The two plastic bags contained 28.7 kilograms of abalone meat, the wholesale value of which would have been about $4,000 and the retail value approximately $12,000.  On the black market, the appellant could have expected a return of between $1,500 and $2,000.

  1. In his submissions on re-sentencing, Mr Boyce emphasized matters personal to the appellant. That had to be so because, although the return expected by the appellant was modest, illegal abalone fishing is a major threat to the State’s resources. In addition to depleting those resources, it threatens the jobs of people lawfully employed in the industry, distorts the market and compromises food safety. There is also a revenue loss to the government and the community as a whole. Section 111B was introduced by the Fisheries (Further Amendment) Act 2003. The multiple mischiefs to which I have alluded are to be found in the Second Reading Speech,[3] to which Mr Cooper referred, as counsel had below.

    [3]Hansard, Legislative Assembly 29th October 2003, at 1283.
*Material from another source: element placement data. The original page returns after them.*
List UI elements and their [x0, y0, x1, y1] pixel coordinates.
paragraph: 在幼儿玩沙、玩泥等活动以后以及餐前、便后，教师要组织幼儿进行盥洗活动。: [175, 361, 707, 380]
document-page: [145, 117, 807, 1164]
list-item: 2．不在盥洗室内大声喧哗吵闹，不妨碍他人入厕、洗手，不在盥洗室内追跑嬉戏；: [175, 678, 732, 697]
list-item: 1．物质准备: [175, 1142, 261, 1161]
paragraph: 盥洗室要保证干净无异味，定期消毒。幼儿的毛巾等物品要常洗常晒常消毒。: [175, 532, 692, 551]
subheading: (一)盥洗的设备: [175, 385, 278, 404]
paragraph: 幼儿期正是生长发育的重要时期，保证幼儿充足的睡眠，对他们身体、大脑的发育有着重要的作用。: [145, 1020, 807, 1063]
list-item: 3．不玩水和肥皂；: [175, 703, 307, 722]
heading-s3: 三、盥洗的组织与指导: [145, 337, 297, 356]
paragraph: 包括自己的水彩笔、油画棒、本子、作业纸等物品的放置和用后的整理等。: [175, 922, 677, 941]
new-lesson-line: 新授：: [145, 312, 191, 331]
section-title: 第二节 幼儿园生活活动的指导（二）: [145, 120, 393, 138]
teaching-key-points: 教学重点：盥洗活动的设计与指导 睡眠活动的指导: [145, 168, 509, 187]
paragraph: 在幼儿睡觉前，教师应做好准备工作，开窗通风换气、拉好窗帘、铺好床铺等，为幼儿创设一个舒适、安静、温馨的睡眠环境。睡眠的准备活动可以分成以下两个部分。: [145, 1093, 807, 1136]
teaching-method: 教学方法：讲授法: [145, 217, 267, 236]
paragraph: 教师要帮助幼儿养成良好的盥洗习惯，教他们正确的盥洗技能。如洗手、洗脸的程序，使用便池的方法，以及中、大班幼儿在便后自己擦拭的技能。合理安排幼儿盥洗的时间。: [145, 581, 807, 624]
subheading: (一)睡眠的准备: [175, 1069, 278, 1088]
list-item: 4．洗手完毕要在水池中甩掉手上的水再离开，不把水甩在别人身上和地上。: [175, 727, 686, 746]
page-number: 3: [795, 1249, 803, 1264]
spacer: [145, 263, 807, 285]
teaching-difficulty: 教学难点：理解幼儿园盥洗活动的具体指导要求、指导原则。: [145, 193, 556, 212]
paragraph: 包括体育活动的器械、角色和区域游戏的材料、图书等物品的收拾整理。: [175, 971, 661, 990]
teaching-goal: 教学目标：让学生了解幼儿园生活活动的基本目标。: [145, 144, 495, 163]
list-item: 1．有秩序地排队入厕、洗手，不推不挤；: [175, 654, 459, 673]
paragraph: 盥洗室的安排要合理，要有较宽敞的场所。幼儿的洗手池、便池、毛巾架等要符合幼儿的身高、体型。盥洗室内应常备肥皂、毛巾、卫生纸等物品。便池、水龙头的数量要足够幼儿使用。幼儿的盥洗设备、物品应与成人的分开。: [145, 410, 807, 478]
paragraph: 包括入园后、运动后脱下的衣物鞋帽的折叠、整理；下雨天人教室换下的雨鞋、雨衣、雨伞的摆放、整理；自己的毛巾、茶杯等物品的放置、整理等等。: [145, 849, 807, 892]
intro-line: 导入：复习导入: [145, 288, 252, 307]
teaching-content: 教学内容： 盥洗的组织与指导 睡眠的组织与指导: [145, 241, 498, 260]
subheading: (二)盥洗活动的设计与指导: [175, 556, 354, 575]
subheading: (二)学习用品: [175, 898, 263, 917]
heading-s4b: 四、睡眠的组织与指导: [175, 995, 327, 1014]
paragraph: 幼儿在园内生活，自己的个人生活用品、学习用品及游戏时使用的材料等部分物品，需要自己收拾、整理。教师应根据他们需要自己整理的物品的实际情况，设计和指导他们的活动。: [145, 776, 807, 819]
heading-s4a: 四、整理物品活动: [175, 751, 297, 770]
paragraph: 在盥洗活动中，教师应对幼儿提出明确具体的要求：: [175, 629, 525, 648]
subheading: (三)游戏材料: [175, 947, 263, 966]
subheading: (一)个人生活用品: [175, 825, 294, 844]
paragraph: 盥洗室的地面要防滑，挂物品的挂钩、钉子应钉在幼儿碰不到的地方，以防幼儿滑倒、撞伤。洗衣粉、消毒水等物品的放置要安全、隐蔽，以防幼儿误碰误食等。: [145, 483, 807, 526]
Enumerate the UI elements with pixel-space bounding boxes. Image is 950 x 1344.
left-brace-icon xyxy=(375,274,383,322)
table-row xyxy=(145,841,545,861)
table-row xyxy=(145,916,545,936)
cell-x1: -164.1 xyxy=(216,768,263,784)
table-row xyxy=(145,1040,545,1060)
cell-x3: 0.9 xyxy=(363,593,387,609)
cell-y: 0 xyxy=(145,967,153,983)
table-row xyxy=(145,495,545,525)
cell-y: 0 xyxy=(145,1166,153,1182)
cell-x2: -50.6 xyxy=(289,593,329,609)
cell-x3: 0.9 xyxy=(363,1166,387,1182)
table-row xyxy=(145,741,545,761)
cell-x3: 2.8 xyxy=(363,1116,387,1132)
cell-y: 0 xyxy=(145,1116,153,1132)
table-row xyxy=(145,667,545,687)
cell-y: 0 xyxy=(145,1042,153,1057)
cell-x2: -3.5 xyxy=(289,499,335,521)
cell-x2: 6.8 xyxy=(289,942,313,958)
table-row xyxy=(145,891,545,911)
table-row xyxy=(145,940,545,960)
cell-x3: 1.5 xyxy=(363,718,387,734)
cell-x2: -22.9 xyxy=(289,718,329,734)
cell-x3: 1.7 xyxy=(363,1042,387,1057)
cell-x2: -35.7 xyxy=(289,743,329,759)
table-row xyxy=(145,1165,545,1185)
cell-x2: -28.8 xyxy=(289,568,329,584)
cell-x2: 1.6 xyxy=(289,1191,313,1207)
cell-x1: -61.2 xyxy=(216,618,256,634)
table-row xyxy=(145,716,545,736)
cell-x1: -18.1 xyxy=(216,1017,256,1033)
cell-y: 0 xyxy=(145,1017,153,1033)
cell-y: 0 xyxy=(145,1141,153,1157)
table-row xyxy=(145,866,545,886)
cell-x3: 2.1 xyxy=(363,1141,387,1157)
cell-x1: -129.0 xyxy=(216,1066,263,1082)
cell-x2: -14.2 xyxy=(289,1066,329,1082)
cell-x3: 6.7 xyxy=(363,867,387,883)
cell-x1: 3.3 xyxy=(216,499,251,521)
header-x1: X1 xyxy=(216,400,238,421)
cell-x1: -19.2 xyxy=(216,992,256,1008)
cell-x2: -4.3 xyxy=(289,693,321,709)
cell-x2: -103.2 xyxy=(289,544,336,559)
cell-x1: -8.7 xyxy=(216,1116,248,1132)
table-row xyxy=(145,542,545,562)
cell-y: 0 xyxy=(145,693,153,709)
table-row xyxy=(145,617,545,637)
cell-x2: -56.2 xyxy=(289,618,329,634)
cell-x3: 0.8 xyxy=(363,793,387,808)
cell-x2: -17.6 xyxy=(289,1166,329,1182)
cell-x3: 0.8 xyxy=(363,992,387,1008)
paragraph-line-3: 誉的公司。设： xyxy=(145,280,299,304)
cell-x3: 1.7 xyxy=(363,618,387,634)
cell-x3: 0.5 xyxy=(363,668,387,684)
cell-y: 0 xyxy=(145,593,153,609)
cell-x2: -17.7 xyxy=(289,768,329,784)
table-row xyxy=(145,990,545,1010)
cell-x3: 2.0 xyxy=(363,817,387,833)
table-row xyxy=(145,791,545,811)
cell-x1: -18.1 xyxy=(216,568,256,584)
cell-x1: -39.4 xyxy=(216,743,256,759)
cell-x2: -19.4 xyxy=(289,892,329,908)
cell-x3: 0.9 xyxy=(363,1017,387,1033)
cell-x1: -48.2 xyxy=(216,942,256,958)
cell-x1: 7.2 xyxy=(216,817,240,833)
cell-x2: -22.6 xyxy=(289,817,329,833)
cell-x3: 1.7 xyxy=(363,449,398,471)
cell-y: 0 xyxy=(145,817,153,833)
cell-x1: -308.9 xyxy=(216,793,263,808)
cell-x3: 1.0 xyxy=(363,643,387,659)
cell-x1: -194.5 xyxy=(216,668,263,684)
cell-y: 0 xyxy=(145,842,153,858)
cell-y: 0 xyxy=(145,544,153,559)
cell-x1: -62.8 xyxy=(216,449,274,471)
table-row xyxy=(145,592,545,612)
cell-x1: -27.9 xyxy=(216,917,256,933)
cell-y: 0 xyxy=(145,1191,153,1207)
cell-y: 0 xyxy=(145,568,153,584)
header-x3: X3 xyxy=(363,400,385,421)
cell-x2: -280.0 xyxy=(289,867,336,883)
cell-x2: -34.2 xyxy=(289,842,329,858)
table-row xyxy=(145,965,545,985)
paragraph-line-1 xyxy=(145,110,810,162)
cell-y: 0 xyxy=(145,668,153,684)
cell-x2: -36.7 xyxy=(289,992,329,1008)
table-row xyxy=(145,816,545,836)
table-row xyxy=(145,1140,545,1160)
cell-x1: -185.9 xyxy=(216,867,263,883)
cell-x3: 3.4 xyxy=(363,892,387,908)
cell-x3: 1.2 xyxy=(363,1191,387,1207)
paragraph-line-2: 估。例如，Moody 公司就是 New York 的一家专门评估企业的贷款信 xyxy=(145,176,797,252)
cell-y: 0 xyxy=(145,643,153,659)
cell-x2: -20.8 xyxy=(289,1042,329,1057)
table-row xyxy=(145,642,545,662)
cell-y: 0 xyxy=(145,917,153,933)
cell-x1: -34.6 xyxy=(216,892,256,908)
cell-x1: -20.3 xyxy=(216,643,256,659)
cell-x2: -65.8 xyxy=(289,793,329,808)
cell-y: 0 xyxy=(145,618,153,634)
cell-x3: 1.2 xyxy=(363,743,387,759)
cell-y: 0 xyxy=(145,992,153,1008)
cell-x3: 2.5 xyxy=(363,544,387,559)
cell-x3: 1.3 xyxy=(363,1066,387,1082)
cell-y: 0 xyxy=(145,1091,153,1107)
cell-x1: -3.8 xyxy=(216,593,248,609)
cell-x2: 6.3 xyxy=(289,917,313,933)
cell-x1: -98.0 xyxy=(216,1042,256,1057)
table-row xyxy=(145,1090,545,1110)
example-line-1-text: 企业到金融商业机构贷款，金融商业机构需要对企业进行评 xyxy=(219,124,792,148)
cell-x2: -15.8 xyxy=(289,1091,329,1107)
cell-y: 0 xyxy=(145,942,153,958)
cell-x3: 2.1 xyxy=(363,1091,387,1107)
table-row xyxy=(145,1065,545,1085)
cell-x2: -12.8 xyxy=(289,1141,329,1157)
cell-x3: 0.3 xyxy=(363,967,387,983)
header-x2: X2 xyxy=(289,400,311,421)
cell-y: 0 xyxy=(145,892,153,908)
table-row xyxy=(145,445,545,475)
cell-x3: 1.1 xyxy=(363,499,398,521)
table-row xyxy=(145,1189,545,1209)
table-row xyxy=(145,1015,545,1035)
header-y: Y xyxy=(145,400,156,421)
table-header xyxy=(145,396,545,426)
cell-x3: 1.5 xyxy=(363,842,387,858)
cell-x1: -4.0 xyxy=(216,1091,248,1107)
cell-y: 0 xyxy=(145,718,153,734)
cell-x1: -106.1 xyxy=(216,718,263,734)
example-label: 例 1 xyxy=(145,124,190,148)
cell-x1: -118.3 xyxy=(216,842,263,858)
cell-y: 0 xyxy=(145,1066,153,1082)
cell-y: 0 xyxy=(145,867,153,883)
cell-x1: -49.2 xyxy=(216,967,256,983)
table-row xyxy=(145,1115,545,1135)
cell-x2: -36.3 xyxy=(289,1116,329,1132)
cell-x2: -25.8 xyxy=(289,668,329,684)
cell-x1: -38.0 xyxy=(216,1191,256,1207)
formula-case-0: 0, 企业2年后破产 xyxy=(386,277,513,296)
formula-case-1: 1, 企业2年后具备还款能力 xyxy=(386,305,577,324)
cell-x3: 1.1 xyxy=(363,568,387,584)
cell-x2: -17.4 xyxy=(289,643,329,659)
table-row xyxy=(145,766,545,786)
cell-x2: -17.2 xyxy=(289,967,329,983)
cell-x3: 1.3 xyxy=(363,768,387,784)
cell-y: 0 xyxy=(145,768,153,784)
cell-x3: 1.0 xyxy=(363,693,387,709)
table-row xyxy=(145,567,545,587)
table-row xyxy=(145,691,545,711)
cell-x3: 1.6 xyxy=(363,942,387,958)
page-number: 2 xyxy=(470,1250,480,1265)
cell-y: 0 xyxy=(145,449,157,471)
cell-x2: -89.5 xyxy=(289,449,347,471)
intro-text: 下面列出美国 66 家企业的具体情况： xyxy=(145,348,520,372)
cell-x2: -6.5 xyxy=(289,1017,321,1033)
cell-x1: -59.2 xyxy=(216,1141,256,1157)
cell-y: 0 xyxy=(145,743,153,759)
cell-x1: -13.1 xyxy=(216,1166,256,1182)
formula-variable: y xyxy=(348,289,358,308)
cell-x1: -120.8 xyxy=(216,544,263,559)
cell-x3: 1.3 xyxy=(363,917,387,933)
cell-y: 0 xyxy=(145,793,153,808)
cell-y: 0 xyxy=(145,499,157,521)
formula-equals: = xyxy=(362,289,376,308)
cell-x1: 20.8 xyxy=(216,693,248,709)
  1. There was another reason why personal factors had to be emphasized, namely the appellant’s previous convictions, including previous relevant convictions. Nevertheless, Mr Boyce submitted, the offence was committed at a time of personal difficulty for the appellant and he would be punished not only by the sentence of imprisonment but also by the loss of his life long recreation as a diver. It was said, correctly, that the prohibition orders were matters to be taken into account. The language of the Fisheries Act implies that they are penal as well as prophylactic in nature.[4]  It is unnecessary to refer to all the material, including the conditions of bail with which the appellant complied.  There is more reason for optimism than the further presentment would suggest and some grounds for leniency.

    [4]Sections 130(1) and 130B(2) both speak of a prohibition order as being “in addition to any other penalty”.

  1. Should the other members of the Court agree, I propose the following orders:

1.        The appeal is allowed.

2.        The orders made below in relation to the breach of the suspended sentence imposed by His Honour Judge Neesham on 21st February 2003 (“the suspended sentence”) are set aside.

3.        The sentence imposed on presentment no. S02463045.1 (“the fisheries sentence”) is quashed.

4.        In lieu of the fisheries sentence, the appellant is convicted and sentenced to 17 months’ imprisonment.

5.        In lieu of the orders made in relation to the suspended sentence, the part of the sentence held in suspense is restored and the appellant is ordered to serve it cumulatively on the sentence of 17 months’ imprisonment imposed by this Court, resulting in a total effective sentence of 20 months’ imprisonment.

6.        A non-parole period of 10 months is fixed.

A fresh declaration will have to be made regarding pre-sentence detention.  The forfeiture order and the prohibition orders will remain in place.

REDLICH, J.A.:

  1. I agree with the orders proposed by the learned presiding judge, for the reasons his Honour gives.

SMITH, A.J.A.:

  1. I agree for the reasons given by Callaway, J.A. that the appeal be disposed of as his Honour has proposed.